In the mean time my friends, how can we help each other inhabit this planet together and with diminished enmity until the kingdom comes? I think, in the mean time, we must remember as those who bear witness to injustice and refuse to be reconciled to it…yet we remember as those who look forward to a new heaven and a new earth because the first heaven and the first earth will pass away. In the mean time, we remember as those whose end is not vengeance and whose means are not violent…yet we remember as those whose hope is in the living God, the God who is able to bring to completion the good work begun by God in us all. In the mean time, we remember as those who are wise as serpents and innocent as doves, with our guard up and our arms open…yet we remember as those who take and eat near evidence of His love, at table with no one but sinners including ourselves, and served by Him who alone died to set us all, without exception, free.

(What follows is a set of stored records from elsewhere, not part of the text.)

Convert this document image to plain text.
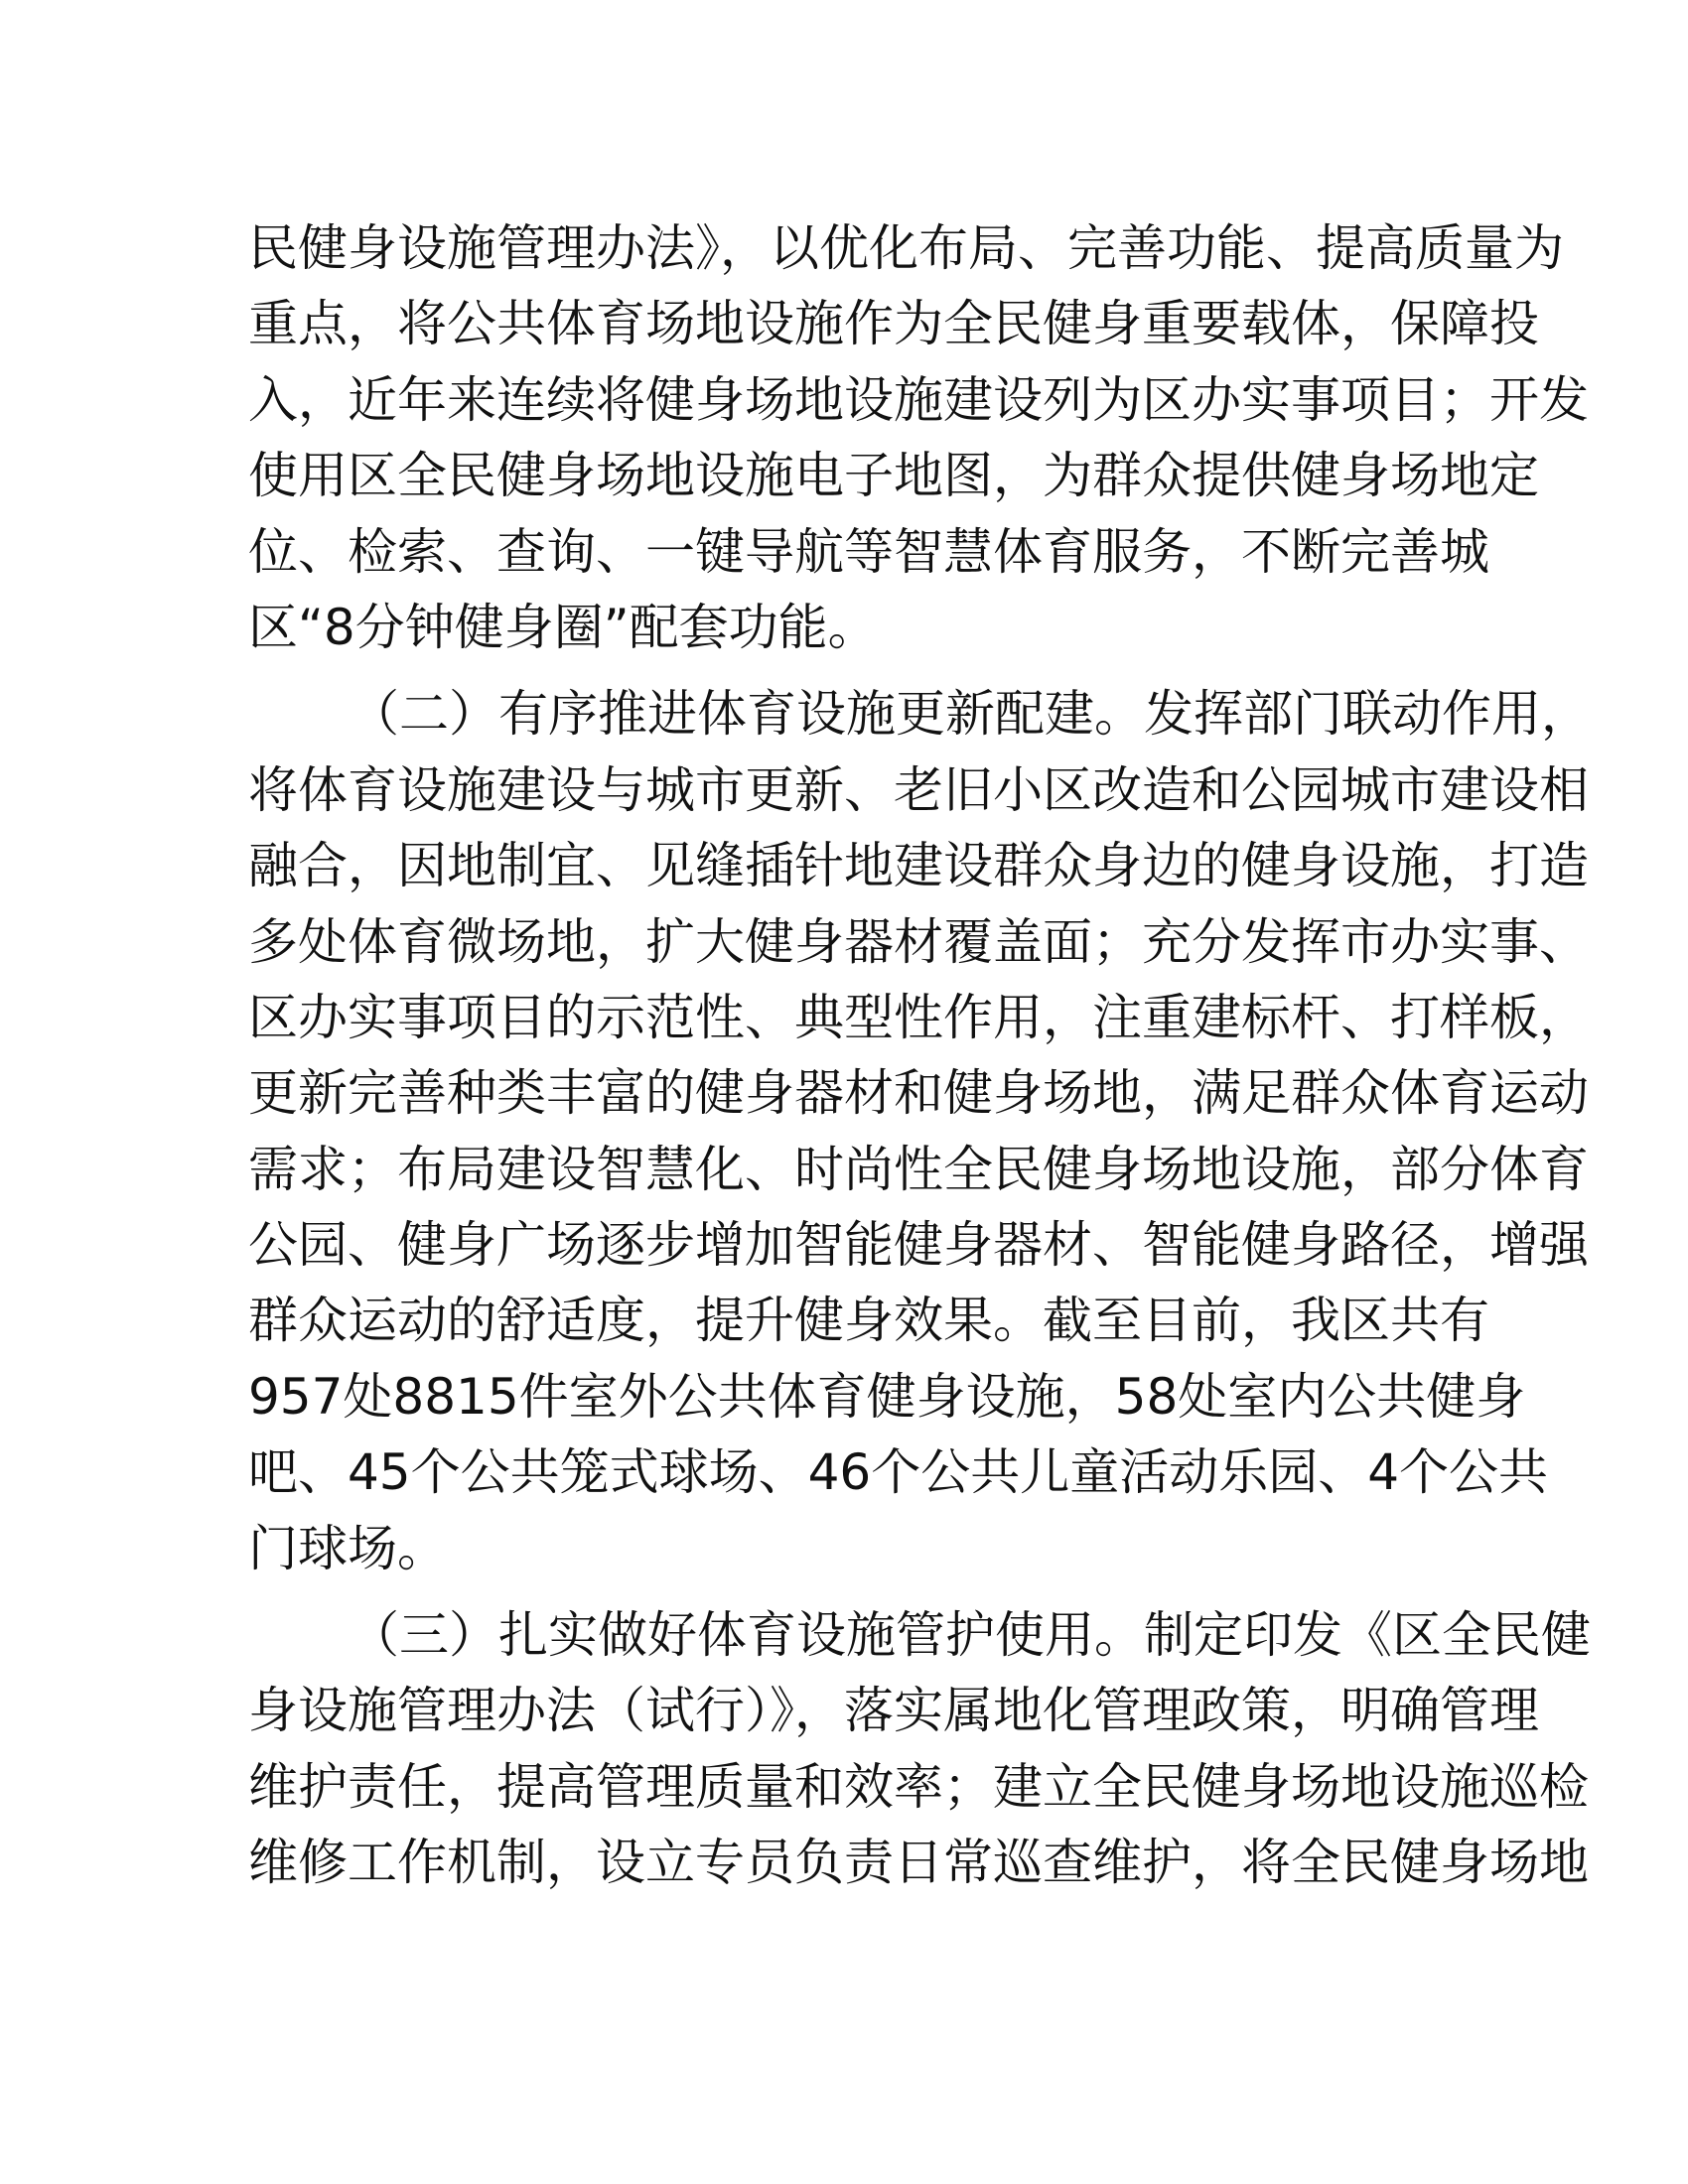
民健身设施管理办法》，以优化布局、完善功能、提高质量为
重点，将公共体育场地设施作为全民健身重要载体，保障投
入，近年来连续将健身场地设施建设列为区办实事项目；开发
使用区全民健身场地设施电子地图，为群众提供健身场地定
位、检索、查询、一键导航等智慧体育服务，不断完善城
区“8分钟健身圈”配套功能。
（二）有序推进体育设施更新配建。发挥部门联动作用，
将体育设施建设与城市更新、老旧小区改造和公园城市建设相
融合，因地制宜、见缝插针地建设群众身边的健身设施，打造
多处体育微场地，扩大健身器材覆盖面；充分发挥市办实事、
区办实事项目的示范性、典型性作用，注重建标杆、打样板，
更新完善种类丰富的健身器材和健身场地，满足群众体育运动
需求；布局建设智慧化、时尚性全民健身场地设施，部分体育
公园、健身广场逐步增加智能健身器材、智能健身路径，增强
群众运动的舒适度，提升健身效果。截至目前，我区共有
957处8815件室外公共体育健身设施，58处室内公共健身
吧、45个公共笼式球场、46个公共儿童活动乐园、4个公共
门球场。
（三）扎实做好体育设施管护使用。制定印发《区全民健
身设施管理办法（试行）》，落实属地化管理政策，明确管理
维护责任，提高管理质量和效率；建立全民健身场地设施巡检
维修工作机制，设立专员负责日常巡查维护，将全民健身场地
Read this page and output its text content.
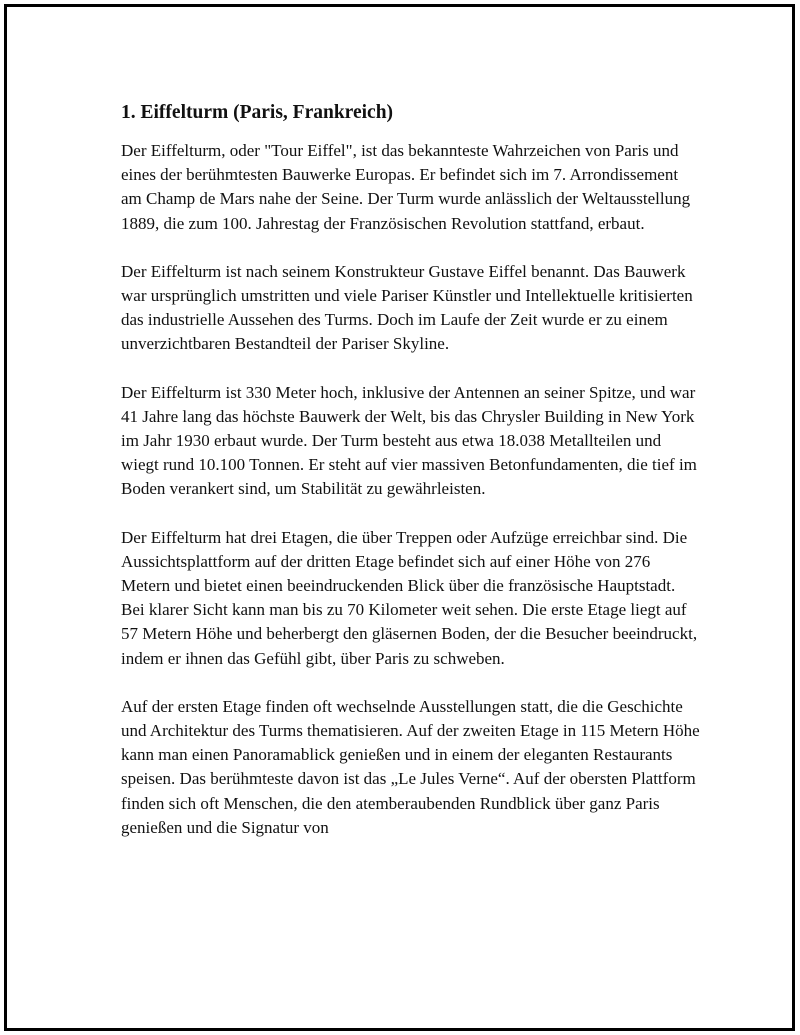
1. Eiffelturm (Paris, Frankreich)

Der Eiffelturm, oder "Tour Eiffel", ist das bekannteste Wahrzeichen von Paris und eines der berühmtesten Bauwerke Europas. Er befindet sich im 7. Arrondissement am Champ de Mars nahe der Seine. Der Turm wurde anlässlich der Weltausstellung 1889, die zum 100. Jahrestag der Französischen Revolution stattfand, erbaut.

Der Eiffelturm ist nach seinem Konstrukteur Gustave Eiffel benannt. Das Bauwerk war ursprünglich umstritten und viele Pariser Künstler und Intellektuelle kritisierten das industrielle Aussehen des Turms. Doch im Laufe der Zeit wurde er zu einem unverzichtbaren Bestandteil der Pariser Skyline.

Der Eiffelturm ist 330 Meter hoch, inklusive der Antennen an seiner Spitze, und war 41 Jahre lang das höchste Bauwerk der Welt, bis das Chrysler Building in New York im Jahr 1930 erbaut wurde. Der Turm besteht aus etwa 18.038 Metallteilen und wiegt rund 10.100 Tonnen. Er steht auf vier massiven Betonfundamenten, die tief im Boden verankert sind, um Stabilität zu gewährleisten.

Der Eiffelturm hat drei Etagen, die über Treppen oder Aufzüge erreichbar sind. Die Aussichtsplattform auf der dritten Etage befindet sich auf einer Höhe von 276 Metern und bietet einen beeindruckenden Blick über die französische Hauptstadt. Bei klarer Sicht kann man bis zu 70 Kilometer weit sehen. Die erste Etage liegt auf 57 Metern Höhe und beherbergt den gläsernen Boden, der die Besucher beeindruckt, indem er ihnen das Gefühl gibt, über Paris zu schweben.

Auf der ersten Etage finden oft wechselnde Ausstellungen statt, die die Geschichte und Architektur des Turms thematisieren. Auf der zweiten Etage in 115 Metern Höhe kann man einen Panoramablick genießen und in einem der eleganten Restaurants speisen. Das berühmteste davon ist das „Le Jules Verne“. Auf der obersten Plattform finden sich oft Menschen, die den atemberaubenden Rundblick über ganz Paris genießen und die Signatur von
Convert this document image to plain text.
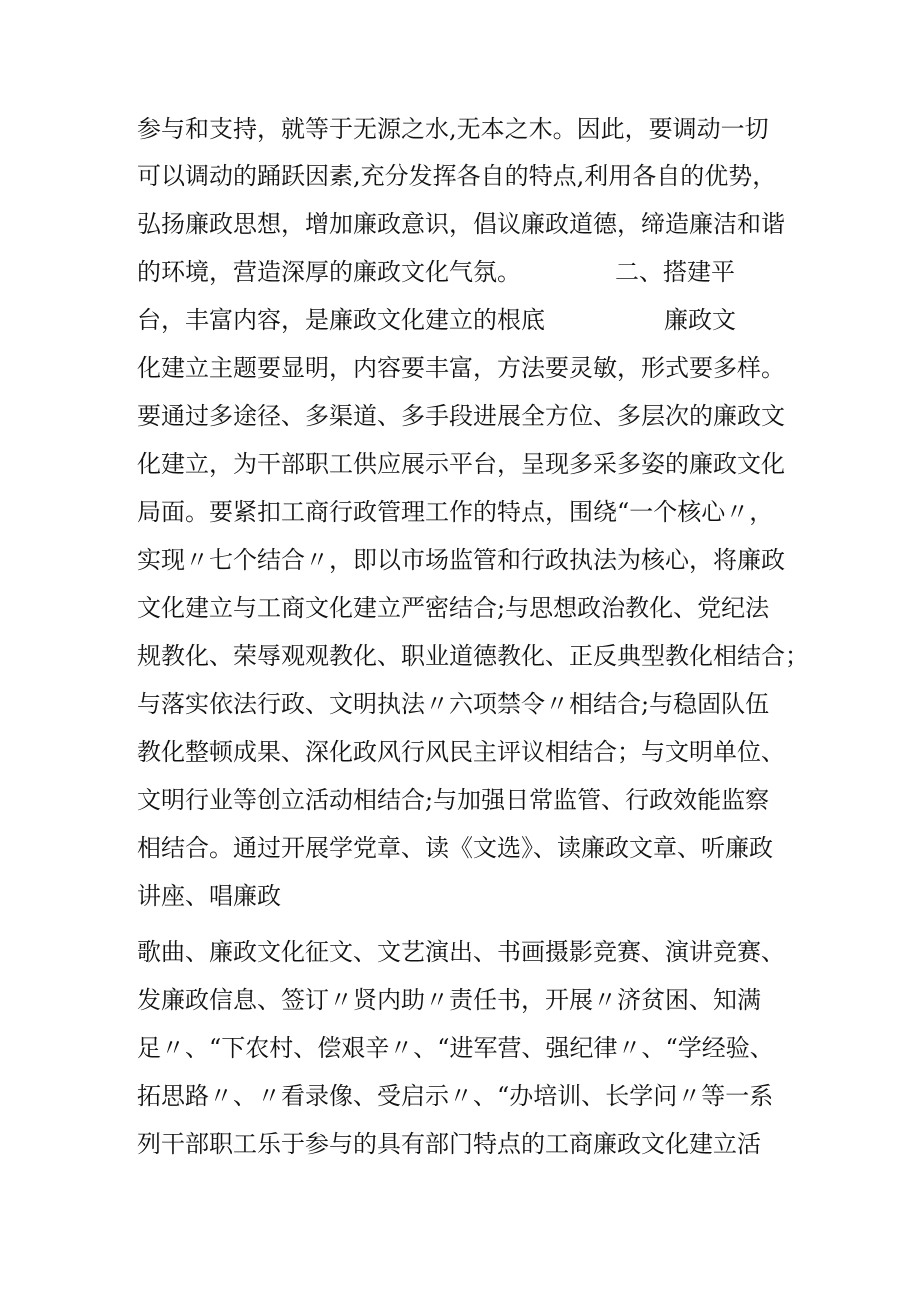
参与和支持，就等于无源之水,无本之木。因此，要调动一切

可以调动的踊跃因素,充分发挥各自的特点,利用各自的优势，

弘扬廉政思想，增加廉政意识，倡议廉政道德，缔造廉洁和谐

的环境，营造深厚的廉政文化气氛。	二、搭建平

台，丰富内容，是廉政文化建立的根底	廉政文

化建立主题要显明，内容要丰富，方法要灵敏，形式要多样。

要通过多途径、多渠道、多手段进展全方位、多层次的廉政文

化建立，为干部职工供应展示平台，呈现多采多姿的廉政文化

局面。要紧扣工商行政管理工作的特点，围绕“一个核心〃，

实现〃七个结合〃，即以市场监管和行政执法为核心，将廉政

文化建立与工商文化建立严密结合;与思想政治教化、党纪法

规教化、荣辱观观教化、职业道德教化、正反典型教化相结合；

与落实依法行政、文明执法〃六项禁令〃相结合;与稳固队伍

教化整顿成果、深化政风行风民主评议相结合；与文明单位、

文明行业等创立活动相结合;与加强日常监管、行政效能监察

相结合。通过开展学党章、读《文选》、读廉政文章、听廉政

讲座、唱廉政

歌曲、廉政文化征文、文艺演出、书画摄影竞赛、演讲竞赛、

发廉政信息、签订〃贤内助〃责任书，开展〃济贫困、知满

足〃、“下农村、偿艰辛〃、“进军营、强纪律〃、“学经验、

拓思路〃、〃看录像、受启示〃、“办培训、长学问〃等一系

列干部职工乐于参与的具有部门特点的工商廉政文化建立活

But more than all this, in the meantime, we remember as those who stand beneath God’s “paradoxical monument to forgetting…the cross.” There at the center of human history, “God forgets [our sins] the same way God forgives [our] sins”: by taking them away from us, at great price, and placing them on Him who has promised to remember and redeem even you and even me in paradise. He is the One we will meet, face to face, at the end of history’s horrors, and whose glory will be revealed in us such that the sufferings of this present time will not be worth comparing, for the former things will be forgotten for us by the God who--thank God--forgives and forgets.